Eli lilly goes all-in on vaccines with $3b+ triple acquisition push into infectious disease prevention
By: IPP Bureau
Last updated : May 27, 2026 8:56 pm
Lilly will acquire Curevo in a deal worth up to $1.5 billion in cash, including upfront and milestone-based payments.
Eli Lilly and Company is making a bold push deeper into infectious disease prevention.
The pharma powerhouse has announced agreements to acquire three biotech players—Curevo Inc., LimmaTech Biologics AG, and Vaccine Company, Inc.—in deals that expand its vaccine and immunology pipeline.
The move signals a strategic acceleration toward prevention-first medicine, as Lilly doubles down on technologies aimed at stopping disease before it starts rather than treating it after the fact.
“For 150 years, Lilly has advanced medicines to address the world's most pressing health challenges.

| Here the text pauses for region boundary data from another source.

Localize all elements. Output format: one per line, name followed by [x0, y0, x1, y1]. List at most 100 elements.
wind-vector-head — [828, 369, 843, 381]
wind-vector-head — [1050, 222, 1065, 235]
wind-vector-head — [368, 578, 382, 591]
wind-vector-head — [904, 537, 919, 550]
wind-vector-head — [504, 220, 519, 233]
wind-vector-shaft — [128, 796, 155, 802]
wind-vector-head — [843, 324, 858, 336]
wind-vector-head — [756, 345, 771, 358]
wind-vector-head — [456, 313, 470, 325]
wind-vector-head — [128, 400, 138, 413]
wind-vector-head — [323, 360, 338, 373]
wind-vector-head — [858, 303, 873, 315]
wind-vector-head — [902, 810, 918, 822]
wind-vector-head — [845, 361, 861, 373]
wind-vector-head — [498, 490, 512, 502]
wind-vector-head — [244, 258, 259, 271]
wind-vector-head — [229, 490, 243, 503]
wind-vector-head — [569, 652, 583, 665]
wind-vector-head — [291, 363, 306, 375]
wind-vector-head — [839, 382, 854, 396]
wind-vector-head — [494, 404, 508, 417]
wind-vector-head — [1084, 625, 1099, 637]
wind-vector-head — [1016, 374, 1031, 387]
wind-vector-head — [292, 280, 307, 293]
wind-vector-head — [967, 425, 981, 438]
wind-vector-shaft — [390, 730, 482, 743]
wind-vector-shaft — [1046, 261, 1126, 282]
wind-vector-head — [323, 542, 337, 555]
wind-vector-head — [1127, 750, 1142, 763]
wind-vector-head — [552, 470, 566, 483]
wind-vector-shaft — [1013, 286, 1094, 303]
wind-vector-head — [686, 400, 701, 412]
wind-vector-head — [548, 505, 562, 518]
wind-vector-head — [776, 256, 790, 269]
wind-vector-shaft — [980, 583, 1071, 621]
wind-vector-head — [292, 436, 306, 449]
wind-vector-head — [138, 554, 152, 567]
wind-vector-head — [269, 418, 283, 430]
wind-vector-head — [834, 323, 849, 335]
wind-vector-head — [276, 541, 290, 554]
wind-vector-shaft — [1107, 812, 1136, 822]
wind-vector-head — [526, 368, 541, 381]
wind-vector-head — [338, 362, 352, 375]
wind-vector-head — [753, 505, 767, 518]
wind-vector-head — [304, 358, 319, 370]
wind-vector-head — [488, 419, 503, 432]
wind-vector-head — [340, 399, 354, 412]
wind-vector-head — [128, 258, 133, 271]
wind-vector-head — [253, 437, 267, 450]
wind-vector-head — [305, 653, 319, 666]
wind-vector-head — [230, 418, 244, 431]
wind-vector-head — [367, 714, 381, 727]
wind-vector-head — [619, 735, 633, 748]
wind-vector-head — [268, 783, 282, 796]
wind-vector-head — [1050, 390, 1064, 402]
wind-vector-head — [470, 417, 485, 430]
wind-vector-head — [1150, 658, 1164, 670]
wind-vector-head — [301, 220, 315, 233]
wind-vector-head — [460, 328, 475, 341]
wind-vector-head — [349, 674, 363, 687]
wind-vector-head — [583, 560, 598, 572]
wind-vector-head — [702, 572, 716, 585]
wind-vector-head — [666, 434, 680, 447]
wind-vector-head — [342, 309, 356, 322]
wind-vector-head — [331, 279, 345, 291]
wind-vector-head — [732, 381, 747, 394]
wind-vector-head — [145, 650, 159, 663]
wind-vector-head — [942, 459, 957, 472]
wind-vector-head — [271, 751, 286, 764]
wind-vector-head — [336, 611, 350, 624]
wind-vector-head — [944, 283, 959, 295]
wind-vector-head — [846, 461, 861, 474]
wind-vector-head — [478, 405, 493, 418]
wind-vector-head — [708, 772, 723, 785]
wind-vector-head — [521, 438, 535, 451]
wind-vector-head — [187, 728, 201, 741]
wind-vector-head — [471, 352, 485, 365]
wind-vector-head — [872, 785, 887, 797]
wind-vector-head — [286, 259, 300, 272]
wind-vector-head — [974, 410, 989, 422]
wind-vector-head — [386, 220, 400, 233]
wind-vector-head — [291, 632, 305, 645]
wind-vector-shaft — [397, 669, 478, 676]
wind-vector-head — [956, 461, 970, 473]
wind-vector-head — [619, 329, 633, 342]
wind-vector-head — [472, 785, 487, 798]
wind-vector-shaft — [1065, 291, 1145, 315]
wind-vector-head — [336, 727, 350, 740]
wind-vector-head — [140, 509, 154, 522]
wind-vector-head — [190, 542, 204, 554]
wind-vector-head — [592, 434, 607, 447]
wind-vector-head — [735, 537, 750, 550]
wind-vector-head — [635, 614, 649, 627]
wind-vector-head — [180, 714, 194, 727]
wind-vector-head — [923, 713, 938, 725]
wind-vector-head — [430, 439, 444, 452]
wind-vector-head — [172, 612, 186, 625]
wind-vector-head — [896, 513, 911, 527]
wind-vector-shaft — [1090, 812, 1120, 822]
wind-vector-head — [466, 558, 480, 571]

Infectious diseases remain a major source of global morbidity, both in their acute presentation and in the downstream health consequences of primary infection.”
“These acquisitions reflect a deliberate strategy to prevent disease at its source rather than treat its consequences,” said Daniel M. Skovronsky, chief scientific and product officer, and president, Lilly Research Laboratories.
“Decades of evidence now link common infections to diseases that potentially emerge years later, including neurological disease, cancer and infertility. And as antimicrobial resistance erodes our ability to treat bacterial infections, vaccines are increasingly the only path to prevention. Combining these companies' platforms and teams with Lilly's global scale positions us to change that trajectory.”
At the center of the Curevo deal is amezosvatein, a next-generation shingles vaccine designed to improve tolerability while maintaining immune protection. In a Phase 2 head-to-head study against the current standard, it matched immune responses across primary endpoints while cutting side effects such as fatigue, chills, and injection-site pain by more than half.
The company argues better tolerability could lift vaccination rates and reduce long-term complications, including growing evidence linking shingles to stroke risk and reduced dementia risk after vaccination.
Under the agreement, Lilly will acquire Curevo in a deal worth up to $1.5 billion in cash, including upfront and milestone-based payments.
The acquisition of LimmaTech Biologics AG adds a strong bacterial vaccine pipeline targeting pathogens increasingly resistant to antibiotics, including Staphylococcus aureus, Neisseria gonorrhoeae, and Chlamydia trachomatis. Its lead candidate, LTB-SA7, is already in Phase 1 trials against S. aureus, the leading cause of surgical-site infections.
The platform focuses on generating broad immune responses by targeting toxins and superantigens, with additional programs aimed at infections linked to infertility and long-term disease burden.
The deal values LimmaTech at up to $780 million, including milestone payments tied to clinical and regulatory progress.
Meanwhile, Vaccine Company brings an early-stage but potentially transformative platform built on In Vivo Nanoparticle (IVN) technology, designed to mimic virus-like particle immune responses without complex manufacturing.
Its lead preclinical program targets Epstein-Barr Virus (EBV), with a five-antigen vaccine candidate nearing Phase 1 readiness. EBV has been increasingly linked to multiple sclerosis and certain cancers, raising the stakes for a successful preventive vaccine.
That acquisition could be worth up to $1.55 billion, depending on clinical and commercial milestones.
All three transactions remain subject to standard regulatory approvals, including clearance under the Hart-Scott-Rodino Antitrust Improvements Act. Lilly will finalize accounting treatment after closing, with results to be reflected in future financial reporting and guidance.